Congressman Alan Grayson (D-Fla) recently said , "There is a growing feeling on the part of Democrats that the president is getting bad advice from people who have sold out to Wall Street."

I think far too many people would agree whole-heartedly with him.

Guardian UK
Europe bars Wall Street banks from government bond sales
By Elena Moya
Monday 8 March 2010 21.36 GMT

European countries are blocking Wall Street banks from lucrative deals to sell government debt worth hundreds of billions of euros in retaliation for their role in the credit crunch.

For the first time in five years, no big US investment bank appears among the top nine sovereign bond bookrunners in Europe, according to Dealogic data compiled for the Guardian. Only Morgan Stanley ranks at number 10.

Goldman Sachs doesn't make the table. Goldman made it to number five last year and in 2006, and number eight in 2007, the data shows. JP Morgan was in the top ten last year and in 2007 and 2006 but doesn't appear this year.

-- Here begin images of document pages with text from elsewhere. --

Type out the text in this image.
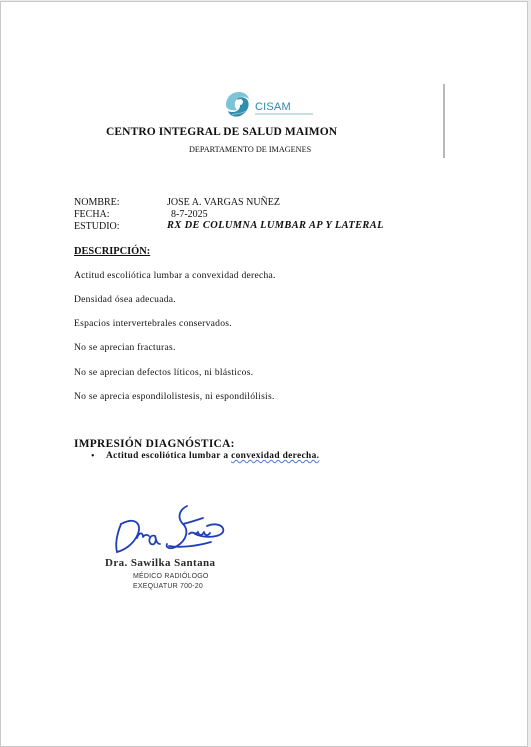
CISAM
CENTRO INTEGRAL DE SALUD MAIMON
DEPARTAMENTO DE IMAGENES
NOMBRE:	JOSE A. VARGAS NUÑEZ
FECHA:	8-7-2025
ESTUDIO:	RX DE COLUMNA LUMBAR AP Y LATERAL
DESCRIPCIÓN:
Actitud escoliótica lumbar a convexidad derecha.
Densidad ósea adecuada.
Espacios intervertebrales conservados.
No se aprecian fracturas.
No se aprecian defectos líticos, ni blásticos.
No se aprecia espondilolistesis, ni espondilólisis.
IMPRESIÓN DIAGNÓSTICA:
• Actitud escoliótica lumbar a convexidad derecha.
Dra. Sawilka Santana
MÉDICO RADIÓLOGO
EXEQUATUR 700-20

"Governments do not have the confidence that the excessive risk-taking culture of the big Wall Street banks has changed and they still cannot be trusted to put the stability of the financial system before profit," said Arlene McCarthy, vice chair of the European parliament's economic and monetary affairs committee. "It is no surprise therefore that governments are reluctant to do business with banks that have failed to learn the lesson of the crisis. The banks need to acknowledge the mistakes that were made and behave in an ethical way to regain the trust and confidence of governments."

European sovereign bond league tables are now dominated by European banks such as Barclays Capital, Deutsche Bank, and Société Générale, the Dealogic table shows. Their business model is usually seen as more relationship-based, while US investment banks have traditionally been focused on immediate deal-making. (A euphemism for customer face-ripping - Jesse)

Being left out of government bond sales means missing out on one of the top fee-earning opportunities this year, given the relative drought in mergers and acquisitions and stock market flotations. Western European governments need to raise an estimated half a trillion dollars this year to refinance debts and pay for bank bailouts and rising unemployment....

Investment banks insist their business areas are separated by confidentiality walls, but countries have been furious about some of their trades appearing to conflict – either on their own books, or on behalf of clients.

Goldman Sachs said its overall position in the European sovereign bond market had improved this quarter once US dollar denominated deals were included. It said its own data showed it ranked fourth in European sovereign bond sales this year...

"The power of big investment banks was a factor in the banking crisis, and it's up to regulators and customers to stand up to them, and not picking them is one of the ways," Augar said...

The EU is also trying to curb US financial power by creating its own monetary fund – a replica of the Washington-based IMF. The need of a European fund has emerged during the Greek crisis, as European politicians have insisted financial troubles should be resolved at home.